Die FDP schiesst im Steuerstreit scharf gegen Bundesrätin Eveline Widmer-Schlumpf. Der «Blick» zitiert heute einen Brief, wonach FDP-Präsident Philipp Müller die Finanzministerin scharf attackiert.

Kritik von der FDP: Eveline Widmer-Schlumpf in Bern.
Kritik von der FDP: Eveline Widmer-Schlumpf in Bern.
Keystone

Eveline Widmer-Schlumpf treibe im Alleingang den automatischen Informationsaustausch voran, werfen ihr bürgerliche Politiker vor. Allen voran FDP-Präsident Philipp Müller. Die BDP-Politikerin fahre im Bundesrat einen eigenen Kurs entgegen der Position des gesamten Gremiums.

Bereits im vergangenen Jahr soll es vonseiten der FDP zu einer Attacke auf Eveline Widmer-Schlumpf gekommen sein. Dies schreibt der «Blick» in seiner heutigen Ausgabe. Am 22. Dezember hätten Philipp Müller und FDP-Fraktionschefin Gabi Huber der Finanzministerin einen Brief zukommen lassen, welcher der Zeitung vorliegt.

«Verletzung des Kollegialitätsprinzips»

Darin sollen sie Widmer-Schlumpf vorwerfen, in der Diskussion um den automatischen Informationsaustausch die Position der Schweiz zu schwächen. Widmer-Schlumpfs Äusserungen schadeten dem Land, sie verletze das Kollegialitätsprinzip und falle dem Gesamtbundesrat in den Rücken, zitiert das Blatt den Inhalt des Briefes.

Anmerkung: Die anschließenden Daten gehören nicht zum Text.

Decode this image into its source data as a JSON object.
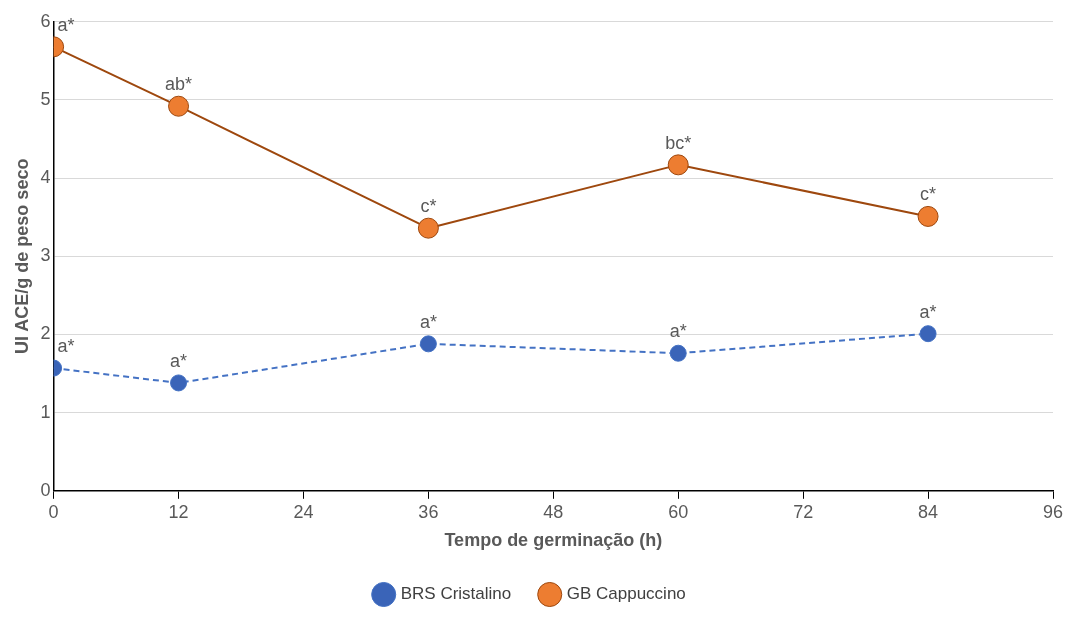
{
  "chart_data": {
    "type": "line",
    "xlabel": "Tempo de germinação (h)",
    "ylabel": "UI ACE/g de peso seco",
    "xlim": [
      0,
      96
    ],
    "xticks": [
      0,
      12,
      24,
      36,
      48,
      60,
      72,
      84,
      96
    ],
    "ylim": [
      0,
      6
    ],
    "yticks": [
      0,
      1,
      2,
      3,
      4,
      5,
      6
    ],
    "grid": "y",
    "legend": "bottom",
    "marker": "circle",
    "series": [
      {
        "name": "BRS Cristalino",
        "color": "#4472c4",
        "line_style": "dashed",
        "x": [
          0,
          12,
          36,
          60,
          84
        ],
        "values": [
          1.57,
          1.38,
          1.88,
          1.76,
          2.01
        ]
      },
      {
        "name": "GB Cappuccino",
        "color": "#9e480e",
        "line_style": "solid",
        "x": [
          0,
          12,
          36,
          60,
          84
        ],
        "values": [
          5.68,
          4.92,
          3.36,
          4.17,
          3.51
        ]
      }
    ],
    "annotations": [
      {
        "text": "a*",
        "x": 0,
        "y": 1.57
      },
      {
        "text": "a*",
        "x": 12,
        "y": 1.38
      },
      {
        "text": "a*",
        "x": 36,
        "y": 1.88
      },
      {
        "text": "a*",
        "x": 60,
        "y": 1.76
      },
      {
        "text": "a*",
        "x": 84,
        "y": 2.01
      },
      {
        "text": "a*",
        "x": 0,
        "y": 5.68
      },
      {
        "text": "ab*",
        "x": 12,
        "y": 4.92
      },
      {
        "text": "c*",
        "x": 36,
        "y": 3.36
      },
      {
        "text": "bc*",
        "x": 60,
        "y": 4.17
      },
      {
        "text": "c*",
        "x": 84,
        "y": 3.51
      }
    ]
  }
}
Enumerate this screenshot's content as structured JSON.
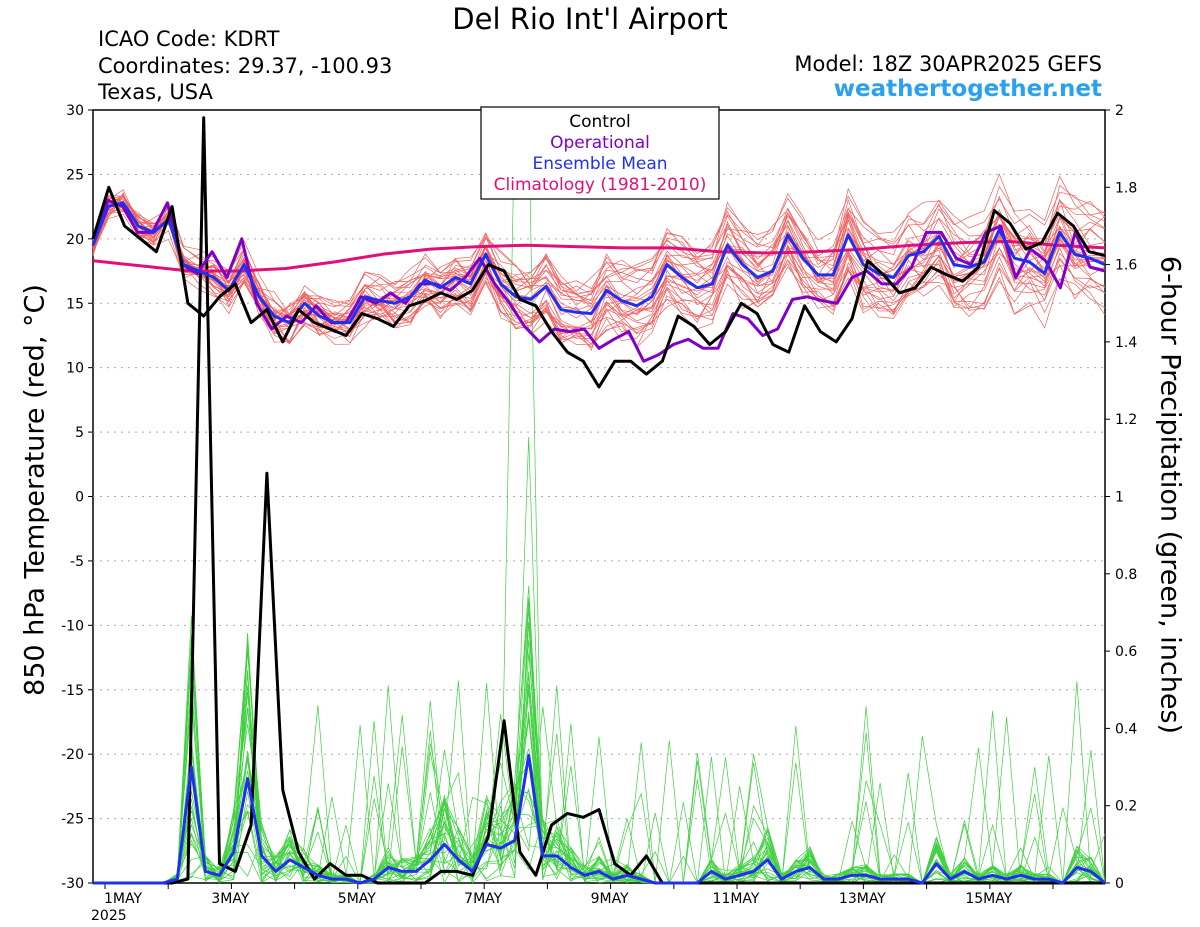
{
  "header": {
    "title": "Del Rio Int'l Airport",
    "icao": "ICAO Code: KDRT",
    "coordinates": "Coordinates: 29.37, -100.93",
    "location": "Texas, USA",
    "model": "Model: 18Z 30APR2025 GEFS",
    "brand": "weathertogether.net"
  },
  "colors": {
    "control": "#000000",
    "operational": "#8000c8",
    "ensemble_mean": "#2030f0",
    "climatology": "#e0107a",
    "members_temp": "#f06060",
    "members_precip": "#40d040",
    "brand": "#2aa0f0"
  },
  "chart_data": {
    "type": "line",
    "ylabel": "850 hPa Temperature (red, °C)",
    "y2label": "6-hour Precipitation (green, inches)",
    "ylim": [
      -30,
      30
    ],
    "y2lim": [
      0,
      2
    ],
    "yticks": [
      30,
      25,
      20,
      15,
      10,
      5,
      0,
      -5,
      -10,
      -15,
      -20,
      -25,
      -30
    ],
    "y2ticks": [
      "2",
      "1.8",
      "1.6",
      "1.4",
      "1.2",
      "1",
      "0.8",
      "0.6",
      "0.4",
      "0.2",
      "0"
    ],
    "xlim": [
      "2025-04-30T18Z",
      "2025-05-16T18Z"
    ],
    "xticks": [
      {
        "label": "1MAY",
        "sub": "2025",
        "day": 1
      },
      {
        "label": "3MAY",
        "day": 3
      },
      {
        "label": "5MAY",
        "day": 5
      },
      {
        "label": "7MAY",
        "day": 7
      },
      {
        "label": "9MAY",
        "day": 9
      },
      {
        "label": "11MAY",
        "day": 11
      },
      {
        "label": "13MAY",
        "day": 13
      },
      {
        "label": "15MAY",
        "day": 15
      }
    ],
    "grid": true,
    "legend": {
      "placement": "top-center",
      "entries": [
        "Control",
        "Operational",
        "Ensemble Mean",
        "Climatology (1981-2010)"
      ]
    },
    "step_hours": 6,
    "series": [
      {
        "name": "Control",
        "axis": "temperature",
        "values": [
          20,
          24,
          21,
          20,
          19,
          22.5,
          15,
          14,
          15.5,
          16.5,
          13.5,
          14.5,
          12,
          14.5,
          13.5,
          13,
          12.5,
          14.2,
          13.8,
          13.2,
          14.8,
          15.2,
          15.8,
          15.3,
          16,
          18,
          17.5,
          15.3,
          14.8,
          12.8,
          11.2,
          10.5,
          8.5,
          10.5,
          10.5,
          9.5,
          10.5,
          14,
          13.2,
          11.8,
          12.8,
          15,
          14.2,
          11.8,
          11.2,
          14.8,
          12.8,
          12,
          13.8,
          18.3,
          17.2,
          15.8,
          16.2,
          17.8,
          17.2,
          16.7,
          17.8,
          22.2,
          21.2,
          19.2,
          19.7,
          22,
          21,
          19,
          18.7
        ]
      },
      {
        "name": "Operational",
        "axis": "temperature",
        "values": [
          20,
          23,
          22.5,
          20.5,
          20.5,
          22.8,
          18,
          17.3,
          19,
          17,
          20,
          15,
          13,
          14,
          13.5,
          14.8,
          13.5,
          13.5,
          15.5,
          15,
          15.8,
          15,
          16.5,
          16.5,
          16,
          17,
          18.5,
          16.5,
          15,
          13.2,
          12,
          13,
          12.8,
          13,
          11.5,
          12.2,
          12.8,
          10.5,
          11,
          11.8,
          12.2,
          11.5,
          11.5,
          14.2,
          13.8,
          12.5,
          13,
          15.3,
          15.5,
          15.2,
          15,
          17,
          17.5,
          16.5,
          16.5,
          17.8,
          20.5,
          20.5,
          18.5,
          18,
          20.5,
          21,
          17,
          19.2,
          18.3,
          16.2,
          20.5,
          17.8,
          17.5
        ]
      },
      {
        "name": "Ensemble Mean",
        "axis": "temperature",
        "values": [
          19.5,
          22.5,
          22.8,
          21,
          20.5,
          21.5,
          18,
          17.5,
          17,
          16,
          18,
          15.5,
          14,
          13.5,
          15,
          14,
          13.5,
          13.5,
          15.5,
          15.2,
          15,
          15.5,
          16.8,
          16.2,
          17,
          16.5,
          18.8,
          16.5,
          15.5,
          15.3,
          16.3,
          14.5,
          14.3,
          14.2,
          16,
          15.2,
          14.8,
          15.5,
          18,
          17,
          16.2,
          16.5,
          19.5,
          18,
          17,
          17.5,
          20.3,
          18.5,
          17.2,
          17.2,
          20.3,
          18,
          17.3,
          17,
          18.7,
          19,
          20.2,
          18,
          17.8,
          18.2,
          20.7,
          18.5,
          18.2,
          17.3,
          20.5,
          18.8,
          18.5,
          18
        ]
      },
      {
        "name": "Climatology (1981-2010)",
        "axis": "temperature",
        "values": [
          18.3,
          17.9,
          17.5,
          17.5,
          17.7,
          18.2,
          18.8,
          19.2,
          19.4,
          19.5,
          19.4,
          19.3,
          19.3,
          19,
          18.9,
          19,
          19.2,
          19.5,
          19.7,
          19.8,
          19.5,
          19.3
        ]
      },
      {
        "name": "Control",
        "axis": "precip",
        "values": [
          0,
          0,
          0,
          0,
          0,
          0,
          0.01,
          1.98,
          0.05,
          0.03,
          0.15,
          1.06,
          0.24,
          0.08,
          0.01,
          0.05,
          0.02,
          0.02,
          0,
          0,
          0,
          0,
          0.03,
          0.03,
          0.02,
          0.12,
          0.42,
          0.08,
          0.02,
          0.15,
          0.18,
          0.17,
          0.19,
          0.05,
          0.02,
          0.07,
          0,
          0,
          0,
          0,
          0,
          0,
          0,
          0,
          0,
          0,
          0,
          0,
          0,
          0,
          0,
          0,
          0,
          0,
          0,
          0,
          0,
          0,
          0,
          0,
          0,
          0,
          0,
          0,
          0
        ]
      },
      {
        "name": "Ensemble Mean",
        "axis": "precip",
        "values": [
          0,
          0,
          0,
          0,
          0,
          0,
          0.01,
          0.3,
          0.03,
          0.02,
          0.08,
          0.27,
          0.07,
          0.03,
          0.06,
          0.04,
          0.02,
          0.01,
          0.01,
          0,
          0.01,
          0.04,
          0.03,
          0.03,
          0.06,
          0.1,
          0.06,
          0.03,
          0.1,
          0.09,
          0.11,
          0.33,
          0.07,
          0.07,
          0.04,
          0.02,
          0.03,
          0.01,
          0.02,
          0.01,
          0,
          0,
          0,
          0,
          0.03,
          0.01,
          0.02,
          0.03,
          0.06,
          0.01,
          0.03,
          0.04,
          0.01,
          0.01,
          0.02,
          0.02,
          0.01,
          0.01,
          0.01,
          0,
          0.05,
          0.01,
          0.03,
          0.01,
          0.02,
          0.01,
          0.02,
          0.01,
          0.01,
          0,
          0.04,
          0.03,
          0
        ]
      }
    ]
  }
}
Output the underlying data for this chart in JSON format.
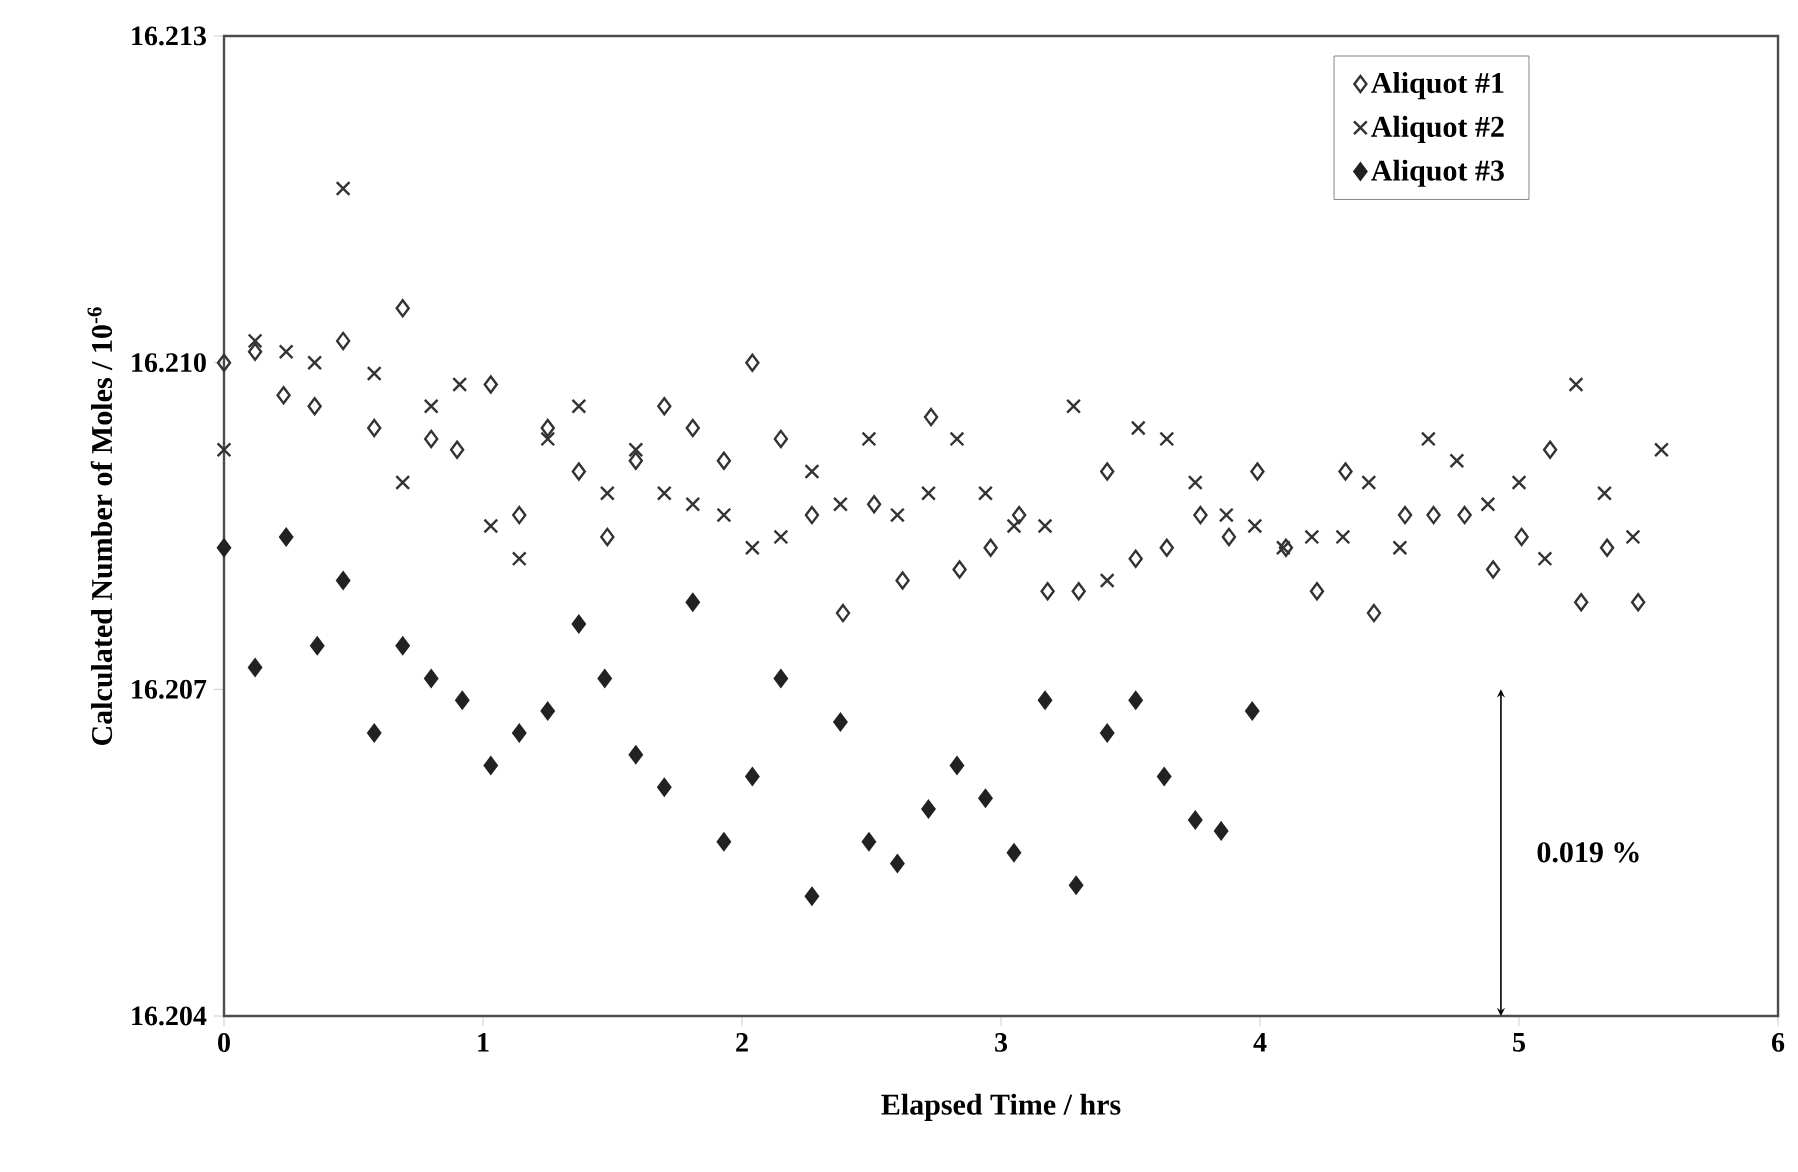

Laut dem «Blick» drohte die FDP damit, Widmer-Schlumpf das Staatssekretariat für Internationale Finanzfragen zu entreissen. Demnach schreiben die Verfasser: «Es scheint uns angezeigt, dieses wichtige Amt samt seinem Chefunterhändler einem anderen Departement zu unterstellen.»

Das sei eine «bösartige Kampagne gegen die Finanzministerin», zitiert der «Blick» den CVP-Präsidenten Christophe Darbellay. BDP-Vizepräsident Lorenz Hess sieht in der Affäre ein Kesseltreiben der FDP mit dem Ziel, die Bundesrätin aus dem Amt zu ekeln. Die Bundesrätin selbst habe den Brief laut «Blick» in diesem Jahr ausführlich beantwortet und der FDP eine Aussprache angeboten.